Researchers are evaluating the safety and effectiveness of dupilumab in adults aged 18 to 90 years with chronic pruritus of unknown origin (CPUO), a condition causing severe itching without a known cause. This master protocol includes two parallel, double-blind, placebo-controlled Phase 3 studies (Study A and Study B) designed to assess dupilumab's impact on reducing itch severity. Both studies involve participants experiencing severe itch despite prior treatments and exclude those with pruritus caused by other known conditions. Participants first undergo up to a 4-week screening period, followed by a 4-week run-in phase where they receive a non-sedative antihistamine and an emollient. Those with severe itch at baseline are then randomly assigned to receive either subcutaneous dupilumab or a matching placebo for 24 weeks, alongside the antihistamine and emollient. After treatment, a 12-week follow-up phase monitors participants. Study durations for both studies can last up to 44 weeks per participant. During the study, participants are assessed for changes in itch severity using the worst-itch numerical rating scale (WI-NRS) and patient global impression of severity (PGIS). Researchers track the proportion of participants who achieve significant itch reduction by Week 24 in Study A and by Week 12 in Study B. Safety and efficacy are monitored throughout treatment and follow-up, with participant involvement including regular evaluations, questionnaires, and adherence to the assigned treatment regimen.

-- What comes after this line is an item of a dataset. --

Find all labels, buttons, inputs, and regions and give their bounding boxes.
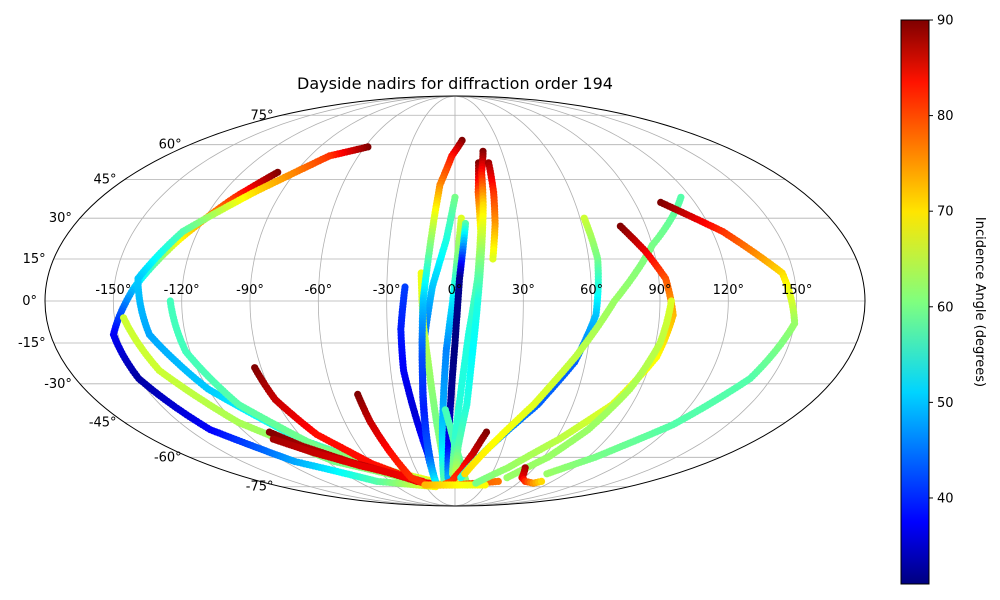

Researchers are evaluating the effects of survodutide in adults aged 18 years and older who have a confirmed liver condition called non-alcoholic steatohepatitis (NASH) or metabolic-associated steatohepatitis (MASH). Eligible participants must have a body mass index (BMI) of 27 kg/m2 or higher, or at least 25 kg/m2 if they are Asian. The study excludes those with other chronic liver diseases or a history of significant alcohol use. The main goal is to see if survodutide can improve liver function and delay progression of liver damage over time. Participants are randomly assigned to receive either survodutide or a placebo, with twice the chance of receiving survodutide. Both treatments are given as weekly injections under the skin using a pre-filled syringe. Alongside treatment, all participants receive regular counseling to encourage healthy diet and exercise habits. The study lasts up to four and a half years, with frequent visits or remote video calls during the first year and five months, then quarterly visits thereafter. During the study, doctors monitor participants' health, including body weight and liver function using imaging tests at certain visits. Participants complete symptom questionnaires to help assess their condition. Researchers track outcomes such as survival, need for liver transplant, worsening liver disease, and liver-related complications. Safety and any side effects are closely watched throughout the study period to understand the treatment's impact.